Buzz

City Attorney Tom Carr, who insists he’s “no fan” of the reviled poster ban, decided on Tuesday—despite the stated concerns of at least two City Council members—to ask for a review of a state Appeals Court decision upending the ban, which prohibited posters on city utility poles. Carr says he decided to seek state Supreme Court review because the ruling, by defining utility poles as a highly protected “traditional public forum,” gives the city no leeway to restrict where, when, and how posters can be affixed to public objects. “I would think that everyone in the city would at least like to ban posters on trees in parks,” Carr says. Whatever the Supreme Court has to say about the decision, council member Nick Licata says he expects to see a new ordinance soon that would clarify where, when, and how posters could be affixed to public poles. “The bottom line is that this law is going to be overturned anyhow,” Licata says. . . .

Public housing could soon be getting a lot more crowded.

The Seattle Housing Authority (SHA), which runs a locally funded housing program for low-income seniors, quietly made plans in July to send the poorest of those seniors packing. Now only seniors making more than about $12,000 a year, or around 22 percent of the Seattle median income, will be eligible for the Seattle Senior Housing Program (SSHP). The new guidelines require that tenants pay no more than 40 percent of their income as rent, so applicants who can’t afford the new monthly rent of $390 a month will be sloughed off into other programs, such as public housing.

Hinda Kipnis, an exiled New Yorker, pays the rent on her SSHP apartment with a meager monthly Social Security check. But if she wanted to move in today, Kipnis says, she couldn’t afford SHA’s new minimum. “I’d have to go into [public] housing, and I don’t want to go there,” Kipnis says. “I like my apartment.”

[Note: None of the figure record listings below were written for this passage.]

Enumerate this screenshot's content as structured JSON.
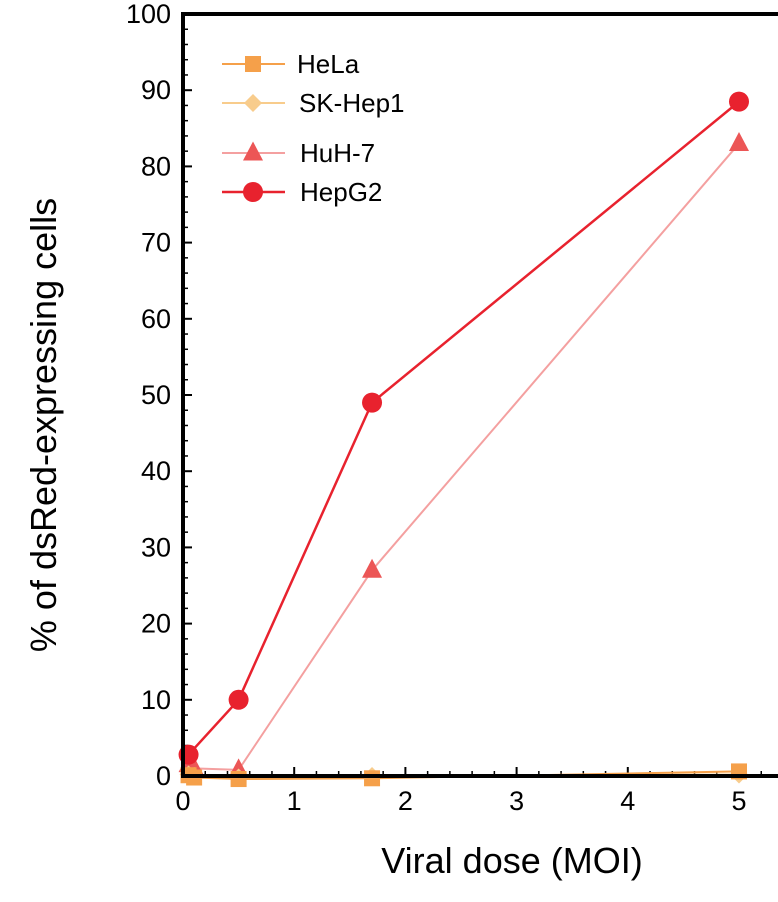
{
  "chart_data": {
    "type": "line",
    "title": "",
    "xlabel": "Viral  dose (MOI)",
    "ylabel": "% of dsRed-expressing cells",
    "xlim": [
      0,
      5.3
    ],
    "ylim": [
      0,
      100
    ],
    "xticks": [
      0,
      1,
      2,
      3,
      4,
      5
    ],
    "yticks": [
      0,
      10,
      20,
      30,
      40,
      50,
      60,
      70,
      80,
      90,
      100
    ],
    "grid": false,
    "legend_position": "top-left",
    "series": [
      {
        "name": "HeLa",
        "marker": "square",
        "color": "#F5A04A",
        "points": [
          [
            0.05,
            0.1
          ],
          [
            0.1,
            -0.2
          ],
          [
            0.5,
            -0.4
          ],
          [
            1.7,
            -0.3
          ],
          [
            5.0,
            0.6
          ]
        ]
      },
      {
        "name": "SK-Hep1",
        "marker": "diamond",
        "color": "#F8CC8C",
        "points": [
          [
            0.05,
            0.2
          ],
          [
            0.1,
            0.0
          ],
          [
            0.5,
            -0.2
          ],
          [
            1.7,
            0.0
          ],
          [
            5.0,
            0.2
          ]
        ]
      },
      {
        "name": "HuH-7",
        "marker": "triangle",
        "color": "#EC5656",
        "line_color": "#F4A0A0",
        "points": [
          [
            0.05,
            1.5
          ],
          [
            0.1,
            1.0
          ],
          [
            0.5,
            0.8
          ],
          [
            1.7,
            27.0
          ],
          [
            5.0,
            83.0
          ]
        ]
      },
      {
        "name": "HepG2",
        "marker": "circle",
        "color": "#E8222E",
        "points": [
          [
            0.05,
            2.8
          ],
          [
            0.5,
            10.0
          ],
          [
            1.7,
            49.0
          ],
          [
            5.0,
            88.5
          ]
        ]
      }
    ]
  }
}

It wasn’t supposed to work this way. The program, begun in 1981 and funded through local bonds, was meant to provide housing for seniors making less than 80 percent of Seattle’s median — which, in those days, wasn’t a heck of a lot. The idea, SHA’s Virginia Felton says, was that higher- income seniors would subsidize the rents of those who made less, and the whole thing would pay for itself. As it turned out, “there’s been little difference [in incomes] between senior housing and public housing,” Felton says. “If we kept this program affordable all the way down the scale, as it has been, we couldn’t keep it viable,” Felton says. “This is not the best program to serve the poorest of the poor.” Instead, SHA is offering Section 8 vouchers and spots in public housing to its lowest-income seniors.

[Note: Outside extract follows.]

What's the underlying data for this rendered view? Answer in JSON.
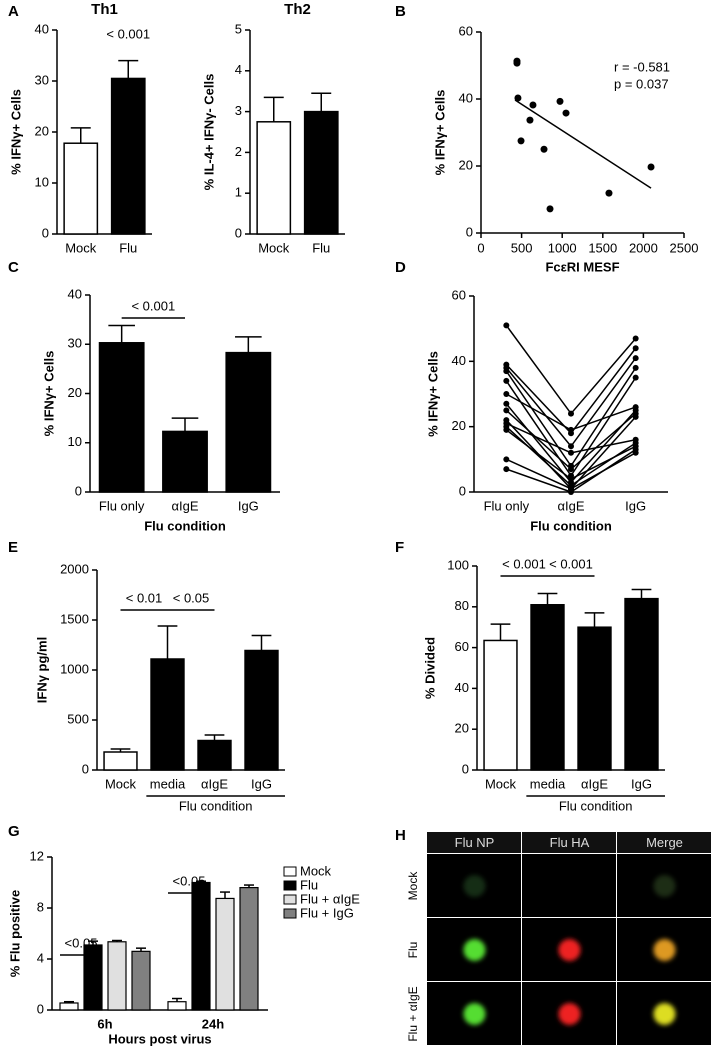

The problem is, many of them don’t want to go. Kipnis says she turned down a Section 8 voucher herself not long ago. “Section 8’s belong to people who are very needy,” Kipnis says. “They do not belong in the Senior Housing Program.”

And tenant advocates like John Fox of the Seattle Displacement Coalition note that SHA’s mandate is to serve the neediest people regardless of whether they turn a profit. “There are tons of low-income seniors out there in the private sector who are paying more than 40 percent of their income on rent [already], and they’re being denied access to those units, ” Fox says.